Claims priority of provisional application 63/336,771, filed on Apr. 29, 2022.
Claims priority of provisional application 63/157,419, filed on Mar. 5, 2021.
Claims priority of provisional application 63/159,428, filed on Mar. 10, 2021.
Claims priority of provisional application 63/185,570, filed on May 7, 2021.
Claims priority of provisional application 63/252,070, filed on Oct. 4, 2021.
Claims priority of provisional application 63/139,703, filed on Jan. 20, 2021.
Claims priority of provisional application 63/006,516, filed on Apr. 7, 2020.
Claims priority of provisional application 63/008,830, filed on Apr. 13, 2020.
Claims priority of provisional application 63/015,274, filed on Apr. 24, 2020.
Claims priority of provisional application 63/029,989, filed on May 26, 2020.
Claims priority of provisional application 62/972,240, filed on Feb. 10, 2020.
Claims priority of provisional application 62/985,455, filed on Mar. 5, 2020.
Claims priority of provisional application 62/816,160, filed on Mar. 10, 2019.
Claims priority of provisional application 62/776,691, filed on Dec. 7, 2018.
Claims priority of provisional application 62/739,314, filed on Sep. 30, 2018.
Prior Publication US 2023/0147225 A1, May 11, 2023
This patent is subject to a terminal disclaimer.
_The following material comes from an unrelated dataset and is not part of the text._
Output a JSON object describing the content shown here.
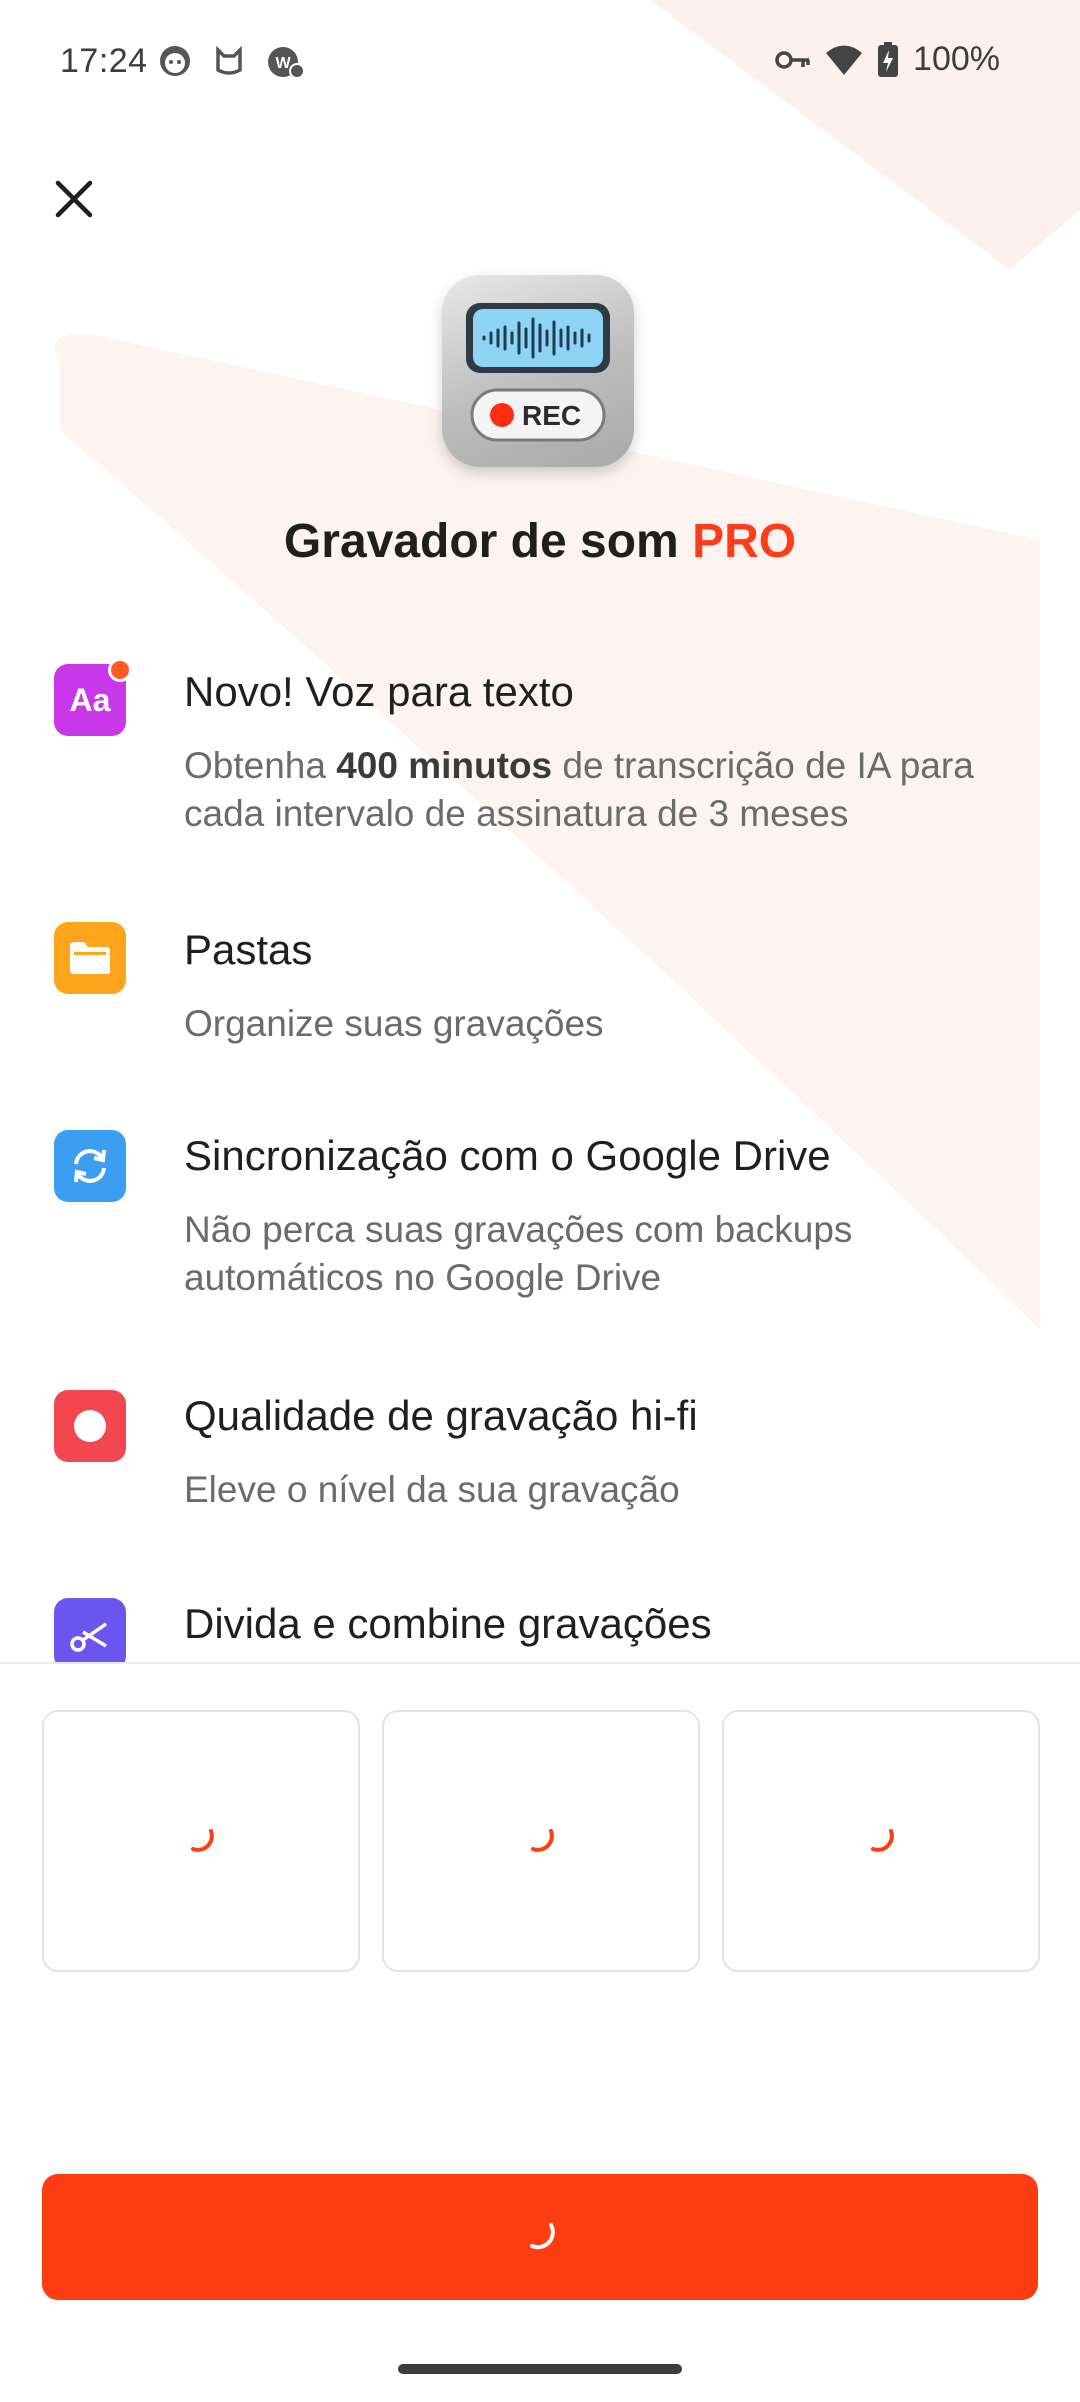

Int. Cl. G06F 9/48 (2006.01)
CPC G06F 9/4881 (2013.01) [G06F 9/485 (2013.01)] 27 Claims
OG exemplary drawing
 
1. An apparatus comprising at least one processor and a storage to store instructions that, when executed by the at least one processor, cause the at least one processor to perform operations comprising:
receive, at the at least one processor, and from a requesting device via a network, a request to perform a job flow comprising a set of tasks;
within a performance container, the at least one processor is caused to output a first task routine execution request message;
within a first task container, and in response to the first task routine execution request message, the at least one processor is caused to perform operations of a first task comprising:
access a first data object within at least one federated area to determine whether the first data object is already divided into a first set of data object blocks;
in response to a determination that the first data object is not already divided, perform operations comprising:
analyze the first data object to determine a size of the first data object;
analyze a data structure by which data values are organized within the first data object to identify an atomic unit of storage of data values within the data structure, and to determine a size of the atomic unit;
based on at least the size of the first data object, the size of the atomic unit, and storage resources allocated to task containers, determine a quantity of data object blocks into which to divide the first data object;
divide the first data object into the quantity of data object blocks to generate the first set of data object blocks; and
output a first task completion message comprising a first set of data block identifiers, wherein each data block identifier of the first set of data block identifiers indicates a location within the at least one federated area at which a different data object block of the first set of data object blocks is stored; and
in response to a determination that the first data object is already divided, perform operations comprising:
retrieve the first set of data block identifiers from the at least one federated area; and
output the first task completion message comprising the first set of data block identifiers; and
within the performance container, and in response to the first task completion message, the at least one processor is caused to output a first set of task routine execution request messages to cause a second task to be performed by executing multiple instances of a task routine within multiple task containers at least partially in parallel, wherein:
each task routine execution request message of the first set of task routine execution request messages includes a different data block identifier of the first set of data block identifiers to cause the at least one processor to execute each instance of the task routine using a different data object block of the first set of data object blocks as an input.